There is pleasure to be had in movemnent and exertion.
Racing can be fun; it can be very satisfying to go absolutely as fast as you can regardless of finishing time or position.
But it is not art.
And claims that it is art should not be entertained.
Nicholas
July 1st, 2008 12:36pmLance: I did think about charging but the Tate installation is free and so far the only taker to my own "installation" is the local council surveillance team filming my dog's counter-revolutionary defecation activities from deep cover. I could go over and ask them for five quid but don't want them to feel embarrassed about their atrocious field craft and lack of camouflage expertise.
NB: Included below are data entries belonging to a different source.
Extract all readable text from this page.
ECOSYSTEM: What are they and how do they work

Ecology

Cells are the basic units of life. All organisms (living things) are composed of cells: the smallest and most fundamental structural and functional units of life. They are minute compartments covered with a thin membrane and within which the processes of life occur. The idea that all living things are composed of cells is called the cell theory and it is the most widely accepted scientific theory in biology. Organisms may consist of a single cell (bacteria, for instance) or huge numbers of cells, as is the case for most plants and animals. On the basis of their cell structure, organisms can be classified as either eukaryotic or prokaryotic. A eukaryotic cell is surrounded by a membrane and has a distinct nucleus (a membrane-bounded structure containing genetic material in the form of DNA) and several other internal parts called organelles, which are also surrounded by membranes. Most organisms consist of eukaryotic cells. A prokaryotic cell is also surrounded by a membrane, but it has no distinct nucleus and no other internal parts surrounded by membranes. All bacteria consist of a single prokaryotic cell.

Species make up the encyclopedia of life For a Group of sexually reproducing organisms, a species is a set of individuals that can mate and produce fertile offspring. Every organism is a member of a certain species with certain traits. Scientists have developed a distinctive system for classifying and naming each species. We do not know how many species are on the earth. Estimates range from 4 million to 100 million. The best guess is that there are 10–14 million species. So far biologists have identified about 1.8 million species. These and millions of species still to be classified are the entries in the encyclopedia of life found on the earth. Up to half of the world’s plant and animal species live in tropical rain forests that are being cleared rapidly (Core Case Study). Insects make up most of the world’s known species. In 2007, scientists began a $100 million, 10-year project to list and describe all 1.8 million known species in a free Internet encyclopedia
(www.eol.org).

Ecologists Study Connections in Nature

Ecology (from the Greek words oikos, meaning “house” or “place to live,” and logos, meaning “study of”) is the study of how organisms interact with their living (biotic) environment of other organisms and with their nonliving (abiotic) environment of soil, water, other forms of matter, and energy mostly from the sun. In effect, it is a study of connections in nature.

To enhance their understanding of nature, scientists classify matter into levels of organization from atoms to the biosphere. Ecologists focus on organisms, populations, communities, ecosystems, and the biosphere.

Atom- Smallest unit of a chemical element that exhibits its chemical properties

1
It's mainly the fluorescent jackets with "Dog Warden" on them that give them away - and the fact that they need four able-bodied adults to operate one video camera, two balaclava-clad police officers and four community support goons to protect them from the dog-walking insurgent cells infesting the de-defecation zone.
Hang on a mo' - maybe they are just another Tate Modern "installation" representing the dynamic interaction of local authority radical reaction to the subversive chaos of canine anarchists?
kate
July 1st, 2008 1:28pm"nobody with a bosom of even a sliver above the average size would dream of subjecting it to such horrendously jolting treatment"
Buy a sports bra, love. And try to wipe the sneer off your face.
Verity
July 1st, 2008 3:35pmRunners are revolting. Even their legs are horrible. Gnarled with compacted muscles. And they look like prats in their sweat bands. And,like cyclists, they expect others to urgently make way for their self-important passage.
Twerps.
Lance Diatessaron
July 1st, 2008 4:04pmNicholas: I bet they'd love the chance to add some meaning to their lives. Plus they'd probably be eligible for a prize or a grant, if they put a smiley face on their council badge, and called themselves something like 'George Bush's Fundamentalist Fascist Faktory'.
You could even get The Coffee House involved and say it's digital multimedia.
But you'd have to stop being so coy. It's shit, not 'defecation', as any challenging, envelope-pushing, bleeding-edge artosser knows.
(I bet that gets censored by those squares.)
Gym Guy
July 1st, 2008 4:09pmVerity: I run, but I quite like it when walkers don't let me pass, as it gives me a breather.
And Henrietta should have a word with some of the ladies trotting in Hyde Park of an evening. There must be a Big T*ts Running Club in South Kensington. Its hypnotic, frankly, but I fear for their backs, and their husbands.
Frank Pulley
July 2nd, 2008 1:25amcuffleyburgers
>"Surely running increased your sex drive...it does mine
Don't know much about menstruating though"<
Pass on my sympathy to whoever has to launder your bedsheets.